De Zesdaagse Oorlog (1967) veroorzaakte in Libië een aantal pogroms die leidden naar de remigratie van de overblijvende joden. Tot dan toe was er van Kadaffi nog geen sprake!

Toen Kadaffi aan de macht kwam, kon men hem niet van sympathie voor Israël beschuldigen. Hij beschouwde zich als een volgeling van Nassers Arabisch nationalisme, net zoals Saddam Hoessein en Hafez al-Assad. Kadaffi beschouwde net als elke pan-Arabist de historische nederlagen van 1948 en 1967 als grote vernederingen. Kadaffi ving tienduizenden Palestijnse vluchtelingen op en gaf hen een waardig bestaan.

Wat Kadaffi in Israël niet populairder maakte, was zijn toespraak voor de Verenigde Naties in 2009 waar hij het had over Israëls atoomwapens. Hij zei: ‘De hele wereld zou moeten weten dat Kennedy de atoomreactor van de Israëlische demon wilde onderzoeken.’ De zionistische moordeenheid Kidon, een elite-eenheid van de Mossad, heeft in samenwerking met de CIA en het Meyer Lansky misdaadsyndicaat president John Kennedy vermoord. Kennedy voerde een stille oorlog met de Naqba-architect David Ben Goerion over de nucleaire plannen van Israël. Israël vindt het verschrikkelijk als iemand gewag maakt over die nucleaire plannen, zeker als dit gebeurt door prominente leiders zoals Kadaffi.

In Israël had hij het helemaal verkorven toen hij een schip, Al-Amal ('De Hoop' in het Arabisch), naar Gaza zond met 2 000 ton hulpgoederen zoals voedsel, medicijnen, materiaal om huizen te bouwen enz.

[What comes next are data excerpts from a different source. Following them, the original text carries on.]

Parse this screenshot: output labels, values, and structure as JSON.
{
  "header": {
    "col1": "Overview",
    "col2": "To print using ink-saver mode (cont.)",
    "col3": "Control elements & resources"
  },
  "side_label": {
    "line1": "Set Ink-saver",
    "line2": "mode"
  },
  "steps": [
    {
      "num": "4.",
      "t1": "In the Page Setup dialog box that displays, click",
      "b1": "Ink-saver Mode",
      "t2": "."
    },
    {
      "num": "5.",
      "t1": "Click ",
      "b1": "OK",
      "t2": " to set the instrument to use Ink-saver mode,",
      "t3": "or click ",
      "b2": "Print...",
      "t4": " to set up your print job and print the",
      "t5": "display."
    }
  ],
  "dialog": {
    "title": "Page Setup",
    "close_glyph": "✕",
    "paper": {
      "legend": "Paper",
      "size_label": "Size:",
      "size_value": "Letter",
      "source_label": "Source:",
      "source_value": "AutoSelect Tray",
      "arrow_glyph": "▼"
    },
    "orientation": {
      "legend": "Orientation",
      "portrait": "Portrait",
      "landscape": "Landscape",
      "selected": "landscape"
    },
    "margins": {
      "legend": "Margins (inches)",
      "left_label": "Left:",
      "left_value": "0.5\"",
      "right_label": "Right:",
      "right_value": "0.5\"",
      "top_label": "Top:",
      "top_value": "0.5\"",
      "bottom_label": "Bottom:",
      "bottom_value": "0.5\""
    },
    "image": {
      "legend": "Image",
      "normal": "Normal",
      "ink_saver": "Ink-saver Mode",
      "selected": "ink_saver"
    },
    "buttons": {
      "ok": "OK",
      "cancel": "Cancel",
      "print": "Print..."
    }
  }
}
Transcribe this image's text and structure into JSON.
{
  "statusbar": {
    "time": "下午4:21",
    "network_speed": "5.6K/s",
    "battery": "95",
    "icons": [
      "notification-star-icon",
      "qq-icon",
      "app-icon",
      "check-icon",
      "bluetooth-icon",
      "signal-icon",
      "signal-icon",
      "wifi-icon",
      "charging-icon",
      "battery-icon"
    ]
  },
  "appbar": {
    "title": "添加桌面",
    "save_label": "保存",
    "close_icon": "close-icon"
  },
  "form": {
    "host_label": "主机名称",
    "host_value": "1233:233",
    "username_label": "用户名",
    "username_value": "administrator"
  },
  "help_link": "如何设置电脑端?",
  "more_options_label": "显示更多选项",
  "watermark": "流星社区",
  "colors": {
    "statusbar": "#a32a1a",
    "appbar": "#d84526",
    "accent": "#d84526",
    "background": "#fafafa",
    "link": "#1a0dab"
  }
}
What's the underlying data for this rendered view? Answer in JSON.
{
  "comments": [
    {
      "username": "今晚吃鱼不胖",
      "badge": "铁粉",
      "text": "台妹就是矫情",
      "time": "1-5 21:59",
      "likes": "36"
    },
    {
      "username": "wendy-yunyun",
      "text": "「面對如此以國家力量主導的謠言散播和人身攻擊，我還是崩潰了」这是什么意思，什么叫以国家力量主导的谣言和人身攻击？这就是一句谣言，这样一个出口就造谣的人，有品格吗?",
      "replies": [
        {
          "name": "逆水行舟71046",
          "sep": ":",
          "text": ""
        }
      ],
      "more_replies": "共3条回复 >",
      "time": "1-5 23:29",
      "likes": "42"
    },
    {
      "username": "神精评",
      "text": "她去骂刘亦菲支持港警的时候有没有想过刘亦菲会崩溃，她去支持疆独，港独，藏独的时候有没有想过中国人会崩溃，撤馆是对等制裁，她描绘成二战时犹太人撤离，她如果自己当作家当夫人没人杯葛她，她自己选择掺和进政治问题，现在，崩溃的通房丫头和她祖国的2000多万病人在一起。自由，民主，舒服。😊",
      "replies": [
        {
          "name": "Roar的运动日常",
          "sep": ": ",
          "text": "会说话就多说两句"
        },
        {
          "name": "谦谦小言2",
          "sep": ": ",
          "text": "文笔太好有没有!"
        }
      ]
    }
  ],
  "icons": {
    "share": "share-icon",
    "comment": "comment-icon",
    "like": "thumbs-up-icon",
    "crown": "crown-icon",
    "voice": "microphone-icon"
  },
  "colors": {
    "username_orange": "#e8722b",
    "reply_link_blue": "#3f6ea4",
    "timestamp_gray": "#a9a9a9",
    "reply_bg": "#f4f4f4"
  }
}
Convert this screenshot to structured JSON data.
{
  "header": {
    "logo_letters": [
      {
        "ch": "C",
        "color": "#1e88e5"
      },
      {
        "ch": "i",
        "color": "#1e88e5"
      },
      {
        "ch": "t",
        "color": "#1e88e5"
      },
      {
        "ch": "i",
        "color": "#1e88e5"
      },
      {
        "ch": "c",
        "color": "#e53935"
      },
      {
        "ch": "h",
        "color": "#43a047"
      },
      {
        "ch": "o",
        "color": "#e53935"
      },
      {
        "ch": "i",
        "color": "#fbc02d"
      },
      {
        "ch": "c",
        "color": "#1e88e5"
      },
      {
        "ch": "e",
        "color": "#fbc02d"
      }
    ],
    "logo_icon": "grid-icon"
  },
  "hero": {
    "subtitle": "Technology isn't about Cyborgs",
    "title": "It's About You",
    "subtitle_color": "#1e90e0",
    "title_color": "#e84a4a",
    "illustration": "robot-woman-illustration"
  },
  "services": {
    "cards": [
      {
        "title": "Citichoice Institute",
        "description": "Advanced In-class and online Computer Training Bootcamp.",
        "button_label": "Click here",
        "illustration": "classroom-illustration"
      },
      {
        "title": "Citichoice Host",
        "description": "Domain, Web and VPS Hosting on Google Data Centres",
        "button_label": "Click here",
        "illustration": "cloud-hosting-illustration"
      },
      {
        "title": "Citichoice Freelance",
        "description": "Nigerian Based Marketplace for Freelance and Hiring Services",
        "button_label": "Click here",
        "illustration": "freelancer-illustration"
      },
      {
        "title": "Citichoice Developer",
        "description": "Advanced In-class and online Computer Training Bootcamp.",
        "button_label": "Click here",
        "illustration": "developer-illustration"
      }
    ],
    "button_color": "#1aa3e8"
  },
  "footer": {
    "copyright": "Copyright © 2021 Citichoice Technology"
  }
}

Om de Israëlische emmer helemaal te doen overlopen riep Kadaffi de Palestijnen tijdens de opstanden in Tunesië en Egypte op om in opstand te komen tegen de Israëlische bezetter.

Ten slotte moet vermeld worden dat Kadaffi aan een geopolitiek Arabisch project werkte met als doel tegengewicht te vormen tegen Israël.

Heden is het niet zeker of de nieuwe machthebbers de Israëlische staat beter genegen zullen zijn dan Kadaffi. Niets wijst daarop. Libisch-joodse zakenmensen peilden naar de intenties hieromtrent bij de rebellen. Alles wijst op een situatie zoals in Egypte: de islamisten komen aan de macht en die moeten van Israël al helemaal niet hebben. De Arabische Lente zou wel eens kunnen veranderen in een Israëlische Winter. Israël zou wel eens heimwee naar Kadaffi kunnen krijgen.

Libië: solidaristisch en nationalistisch

Een paar feiten over de Libische sociaaleconomische situatie.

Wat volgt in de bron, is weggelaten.